A long terme, nous devrons être en mesure de manager les risques techniques directement sur les supports numériques (maquettes) et d’exercer le métier de la Tierce partie indépendante sur la partie organisationnelle, à savoir le contrôle des protocoles BIM.

Selon vous, comment vont être impactés les métiers du bâtiment, de l’architecte à l’artisan, avec cette révolution numérique que sont le BIM et la Maquette Numérique ?

La transition numérique prendra du temps, un temps d’adaptation aux nouvelles méthodes de management et au travail collaboratif. Chaque profession devra trouver sa place. Certains métiers vont s’adapter et/ou se transformer.

Un nouveau vocabulaire et de nouvelles fonctions apparaissent comme celles de BIM manager, BIM modeleur, BIM collaborateur, BIM strategy, BIM risk manager. Le BIM risk manager assurera en tant que tierce partie, le management de risques du projet BIM. Il aura à sa charge, la vérification du processus technique et informatique tout au long du cycle de vie du bâtiment.

Il va falloir apprendre à collaborer, coopérer et intégrer les attentes et les besoins  de chaque corps de métier. Il faudra aussi rapidement démontrer les intérêts du BIM aux entreprises et aux artisans et les intégrer dans la démarche, pas à pas.

Un dernier petit mot sur l’association et la plateforme internet BIM Révolution…

La plateforme internet BIM Révolution est une très bonne initiative.

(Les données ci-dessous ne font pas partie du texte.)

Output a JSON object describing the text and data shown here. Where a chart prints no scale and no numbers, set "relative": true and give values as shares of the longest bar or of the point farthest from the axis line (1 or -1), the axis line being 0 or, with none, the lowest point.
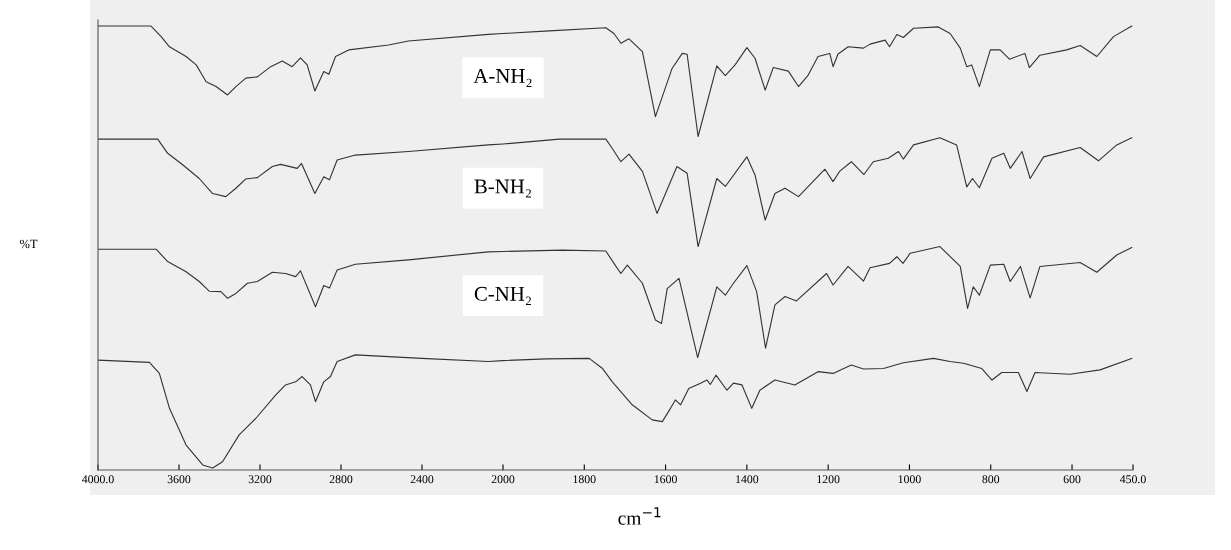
{
  "chart_data": [
    {
      "type": "line",
      "relative": true,
      "ylabel": "%T",
      "xlabel": "cm$^{−1}$",
      "xlim": [
        4000,
        2000
      ],
      "xticks": [
        {
          "value": 4000,
          "label": "4000.0"
        },
        3600,
        3200,
        2800,
        2400,
        2000
      ],
      "tick_labels": "x",
      "grid": false,
      "legend": false,
      "marker": "none",
      "line_style": "solid",
      "series": [
        {
          "name": "A-NH₂",
          "color": "#333333",
          "x": [
            4000,
            3738,
            3688,
            3647,
            3565,
            3515,
            3466,
            3417,
            3360,
            3319,
            3270,
            3213,
            3147,
            3090,
            3041,
            3000,
            2967,
            2929,
            2885,
            2860,
            2827,
            2762,
            2565,
            2467,
            2073,
            2000
          ],
          "values": [
            1.0,
            1.0,
            0.976,
            0.953,
            0.931,
            0.912,
            0.874,
            0.863,
            0.844,
            0.863,
            0.882,
            0.885,
            0.908,
            0.921,
            0.908,
            0.928,
            0.912,
            0.853,
            0.897,
            0.891,
            0.931,
            0.946,
            0.957,
            0.966,
            0.981,
            0.983
          ]
        },
        {
          "name": "B-NH₂",
          "color": "#333333",
          "x": [
            4000,
            3705,
            3656,
            3582,
            3500,
            3434,
            3369,
            3319,
            3270,
            3213,
            3139,
            3098,
            3016,
            2995,
            2929,
            2885,
            2857,
            2819,
            2729,
            2467,
            2073,
            2000
          ],
          "values": [
            0.744,
            0.744,
            0.712,
            0.686,
            0.655,
            0.621,
            0.614,
            0.633,
            0.654,
            0.657,
            0.682,
            0.687,
            0.678,
            0.689,
            0.621,
            0.659,
            0.652,
            0.697,
            0.708,
            0.716,
            0.731,
            0.733
          ]
        },
        {
          "name": "C-NH₂",
          "color": "#333333",
          "x": [
            4000,
            3713,
            3656,
            3565,
            3500,
            3451,
            3393,
            3360,
            3319,
            3262,
            3213,
            3139,
            3074,
            3024,
            3000,
            2926,
            2885,
            2857,
            2819,
            2729,
            2467,
            2073,
            2000
          ],
          "values": [
            0.495,
            0.495,
            0.467,
            0.444,
            0.422,
            0.4,
            0.399,
            0.384,
            0.395,
            0.418,
            0.422,
            0.443,
            0.44,
            0.433,
            0.446,
            0.365,
            0.413,
            0.407,
            0.448,
            0.461,
            0.471,
            0.489,
            0.49
          ]
        },
        {
          "color": "#333333",
          "x": [
            4000,
            3746,
            3697,
            3647,
            3565,
            3483,
            3434,
            3385,
            3303,
            3221,
            3123,
            3074,
            3024,
            2992,
            2951,
            2926,
            2885,
            2852,
            2819,
            2729,
            2401,
            2073,
            2000
          ],
          "values": [
            0.244,
            0.239,
            0.214,
            0.135,
            0.052,
            0.007,
            0.0,
            0.014,
            0.075,
            0.112,
            0.165,
            0.188,
            0.195,
            0.207,
            0.188,
            0.15,
            0.195,
            0.207,
            0.241,
            0.256,
            0.248,
            0.241,
            0.243
          ]
        }
      ]
    },
    {
      "type": "line",
      "relative": true,
      "xlim": [
        2000,
        450
      ],
      "xticks": [
        1800,
        1600,
        1400,
        1200,
        1000,
        800,
        600,
        {
          "value": 450,
          "label": "450.0"
        }
      ],
      "tick_labels": "x",
      "grid": false,
      "legend": false,
      "marker": "none",
      "line_style": "solid",
      "series": [
        {
          "color": "#333333",
          "x": [
            2000,
            1886,
            1747,
            1727,
            1710,
            1690,
            1657,
            1625,
            1584,
            1559,
            1547,
            1520,
            1474,
            1453,
            1429,
            1400,
            1380,
            1355,
            1335,
            1298,
            1273,
            1249,
            1225,
            1196,
            1188,
            1176,
            1151,
            1113,
            1097,
            1060,
            1049,
            1031,
            1015,
            990,
            929,
            900,
            875,
            859,
            847,
            828,
            801,
            777,
            754,
            716,
            705,
            679,
            613,
            580,
            539,
            498,
            453
          ],
          "values": [
            0.983,
            0.989,
            0.996,
            0.983,
            0.961,
            0.971,
            0.942,
            0.795,
            0.904,
            0.938,
            0.936,
            0.75,
            0.91,
            0.888,
            0.912,
            0.951,
            0.927,
            0.855,
            0.906,
            0.898,
            0.863,
            0.889,
            0.931,
            0.938,
            0.908,
            0.936,
            0.953,
            0.95,
            0.959,
            0.968,
            0.953,
            0.981,
            0.974,
            0.995,
            0.998,
            0.983,
            0.95,
            0.908,
            0.912,
            0.863,
            0.946,
            0.946,
            0.925,
            0.938,
            0.906,
            0.934,
            0.946,
            0.956,
            0.931,
            0.976,
            1.0
          ]
        },
        {
          "color": "#333333",
          "x": [
            2000,
            1861,
            1747,
            1731,
            1710,
            1690,
            1657,
            1621,
            1572,
            1547,
            1520,
            1474,
            1453,
            1400,
            1380,
            1355,
            1331,
            1306,
            1273,
            1208,
            1188,
            1172,
            1143,
            1112,
            1089,
            1052,
            1027,
            1015,
            990,
            925,
            884,
            859,
            845,
            828,
            797,
            768,
            752,
            723,
            703,
            670,
            580,
            535,
            490,
            453
          ],
          "values": [
            0.733,
            0.744,
            0.744,
            0.723,
            0.693,
            0.71,
            0.671,
            0.576,
            0.682,
            0.667,
            0.501,
            0.655,
            0.637,
            0.704,
            0.663,
            0.561,
            0.621,
            0.633,
            0.614,
            0.676,
            0.648,
            0.671,
            0.693,
            0.664,
            0.693,
            0.701,
            0.716,
            0.699,
            0.731,
            0.747,
            0.731,
            0.636,
            0.655,
            0.634,
            0.701,
            0.712,
            0.678,
            0.716,
            0.655,
            0.704,
            0.725,
            0.695,
            0.731,
            0.747
          ]
        },
        {
          "color": "#333333",
          "x": [
            2000,
            1853,
            1747,
            1727,
            1710,
            1694,
            1657,
            1625,
            1610,
            1596,
            1567,
            1521,
            1474,
            1453,
            1433,
            1400,
            1376,
            1354,
            1331,
            1306,
            1278,
            1204,
            1188,
            1151,
            1113,
            1097,
            1049,
            1031,
            1016,
            998,
            925,
            875,
            857,
            843,
            828,
            801,
            768,
            752,
            727,
            703,
            679,
            580,
            539,
            490,
            453
          ],
          "values": [
            0.49,
            0.493,
            0.491,
            0.463,
            0.44,
            0.459,
            0.418,
            0.335,
            0.327,
            0.406,
            0.429,
            0.25,
            0.41,
            0.391,
            0.418,
            0.458,
            0.399,
            0.271,
            0.369,
            0.388,
            0.378,
            0.44,
            0.414,
            0.456,
            0.423,
            0.453,
            0.463,
            0.478,
            0.463,
            0.486,
            0.501,
            0.456,
            0.361,
            0.41,
            0.391,
            0.459,
            0.461,
            0.422,
            0.456,
            0.385,
            0.456,
            0.465,
            0.443,
            0.482,
            0.499
          ]
        },
        {
          "color": "#333333",
          "x": [
            2000,
            1894,
            1788,
            1755,
            1731,
            1682,
            1633,
            1608,
            1588,
            1576,
            1563,
            1543,
            1514,
            1498,
            1490,
            1476,
            1449,
            1433,
            1412,
            1388,
            1368,
            1331,
            1282,
            1225,
            1188,
            1143,
            1113,
            1064,
            1015,
            941,
            900,
            867,
            822,
            797,
            773,
            732,
            711,
            691,
            605,
            531,
            453
          ],
          "values": [
            0.243,
            0.247,
            0.248,
            0.225,
            0.195,
            0.143,
            0.109,
            0.105,
            0.135,
            0.154,
            0.143,
            0.18,
            0.192,
            0.199,
            0.189,
            0.21,
            0.176,
            0.192,
            0.188,
            0.135,
            0.176,
            0.199,
            0.188,
            0.218,
            0.214,
            0.233,
            0.224,
            0.225,
            0.238,
            0.248,
            0.241,
            0.237,
            0.225,
            0.199,
            0.216,
            0.216,
            0.173,
            0.216,
            0.212,
            0.222,
            0.248
          ]
        }
      ]
    }
  ]
}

Il faut continuer à sensibiliser les acteurs de la profession de façon pédagogique. Cela permet de rendre le BIM accessible à tout le monde, de l’artisan à l’architecte en passant par le bureau de contrôle.  La transition numérique nécessite l’adhésion de tous. Plus il y aura de conférences, d’explication, d’information, plus le fonctionnement en mode BIM se diffusera et deviendra un standard.

Contact / Coordonnées :
David RETIERE, SOCOTEC, 1140 Avenue Albert Einstein 34000 Montpellier, Mail : David.retiere@socotec.com

Merci à toi David pour cette interview et tes explications concernant le travail que vous réalisez au sein de SOCOTEC afin de prendre en compte ce nouveau processus et comment le rendre accessible à vos activités de contrôle et d'analyse. Nous ne manquerons pas de vous suivre et continuerons à échanger sur ce sujet.